L’Office de Protection du Citoyen (OPC) alerte sur les conditions précaires des centres de détention en Haïti
Une délégation de l’Office de Protection du Citoyen (OPC), dirigée par le magistrat Jean Wilner Morin, Protecteur du Citoyen, accompagnée de Me Amoce Auguste et Me Jude Jean-Pierre, a effectué une visite d’inspection dans plusieurs centres de détention de la région métropolitaine. Ces visites incluaient le Centre de Rééducation des Mineurs en Conflit avec la Loi (CERMICOL), le Commissariat de Pétion-Ville, le Sous-Commissariat de Canapé Vert, le Commissariat de Delmas 33, et la Direction Centrale de la Police Judiciaire (DCPJ).
Au CERMICOL, construit initialement pour accueillir des mineurs en conflit avec la loi, la situation s’est fortement détériorée. Prévu pour une quarantaine de mineurs, le centre accueille désormais 86 mineurs, 149 femmes, dont 18 condamnées, et 146 hommes. Ce mélange des catégories de détenus, incluant des mineurs et des adultes, va à l’encontre des principes fondamentaux du droit international, notamment la présomption d’innocence et la séparation des mineurs des adultes.
En plus du surpeuplement, les mineurs n’ont accès ni à des activités éducatives, ni à une formation professionnelle ou des loisirs. La cohabitation avec des détenus adultes, transférés de la prison civile de Port-au-Prince, expose les mineurs à des influences négatives et compromet leur réhabilitation.
Au Sous-Commissariat de Canapé Vert, la délégation a constaté la détention de 36 personnes, dont 11 policiers, dans des conditions précaires. Le respect du délai légal de présentation des détenus devant un juge est systématiquement ignoré, violant ainsi leurs droits fondamentaux.
À la DCPJ, transformée en centre de détention prolongée depuis février 2024, 91 personnes, réparties dans des cellules surpeuplées, vivent dans des conditions insalubres. Parmi elles, des mineurs, des femmes, et même des détenus étrangers sont retenus sans respect des garanties judiciaires.
Face à ces constats inquiétants, l’OPC recommande :
- La séparation stricte des mineurs des adultes pour garantir leur protection et leur réinsertion sociale conformément à la Convention des Droits de l’Enfant.
- La mise en œuvre d’une justice spécialisée pour les mineurs, avec des tribunaux dédiés, des juges formés et une médiation pénale favorisant des solutions à l’amiable.
- Le respect des délais légaux pour les détenus en attente de jugement, afin de préserver leur dignité et leur droit à un procès équitable.
- Une réorganisation des tribunaux de première instance (TPI), avec des juges spécialisés en matière civile, commerciale et pénale, pour assurer une gestion plus efficace des audiences correctionnelles et criminelles.
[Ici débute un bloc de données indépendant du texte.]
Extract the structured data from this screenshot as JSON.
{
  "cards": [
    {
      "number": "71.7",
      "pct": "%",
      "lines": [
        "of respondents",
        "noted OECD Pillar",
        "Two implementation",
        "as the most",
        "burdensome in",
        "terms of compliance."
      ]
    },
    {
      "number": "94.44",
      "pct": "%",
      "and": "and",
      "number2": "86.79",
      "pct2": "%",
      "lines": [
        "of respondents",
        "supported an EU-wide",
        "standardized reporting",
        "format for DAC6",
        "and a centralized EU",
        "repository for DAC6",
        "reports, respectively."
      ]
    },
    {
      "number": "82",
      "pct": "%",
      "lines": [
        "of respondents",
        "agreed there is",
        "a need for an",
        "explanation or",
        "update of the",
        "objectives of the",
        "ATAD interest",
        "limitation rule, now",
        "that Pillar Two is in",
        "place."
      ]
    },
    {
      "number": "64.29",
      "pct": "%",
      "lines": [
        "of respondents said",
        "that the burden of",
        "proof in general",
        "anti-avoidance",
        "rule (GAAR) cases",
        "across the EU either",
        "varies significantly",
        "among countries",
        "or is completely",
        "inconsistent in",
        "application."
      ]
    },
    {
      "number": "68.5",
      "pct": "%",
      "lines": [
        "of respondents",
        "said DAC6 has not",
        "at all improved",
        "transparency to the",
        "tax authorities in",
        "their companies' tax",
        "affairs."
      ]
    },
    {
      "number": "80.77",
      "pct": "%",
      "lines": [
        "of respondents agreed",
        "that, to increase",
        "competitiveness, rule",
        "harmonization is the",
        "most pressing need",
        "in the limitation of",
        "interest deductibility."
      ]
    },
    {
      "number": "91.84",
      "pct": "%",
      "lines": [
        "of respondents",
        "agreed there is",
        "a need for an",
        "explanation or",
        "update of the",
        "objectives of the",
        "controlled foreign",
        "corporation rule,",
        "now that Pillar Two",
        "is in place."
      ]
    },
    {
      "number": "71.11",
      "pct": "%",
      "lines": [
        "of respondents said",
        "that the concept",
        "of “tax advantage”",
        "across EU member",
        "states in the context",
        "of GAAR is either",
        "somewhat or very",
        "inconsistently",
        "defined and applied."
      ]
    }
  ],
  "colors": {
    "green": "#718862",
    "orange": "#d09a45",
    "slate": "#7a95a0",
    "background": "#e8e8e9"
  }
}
Pour l’OPC, la détention ne doit pas se limiter à une fonction punitive, mais doit également préparer les détenus à une réintégration sociale réussie. En transformant les prisons en lieux de rééducation et de réinsertion, l’État pourrait répondre aux exigences des droits humains tout en renforçant la sécurité publique.
Alors que la situation dans ces centres de détention continue de susciter des inquiétudes, l’OPC exhorte les autorités à prendre des mesures urgentes pour rétablir le respect des droits fondamentaux des détenus et préserver leur dignité humaine.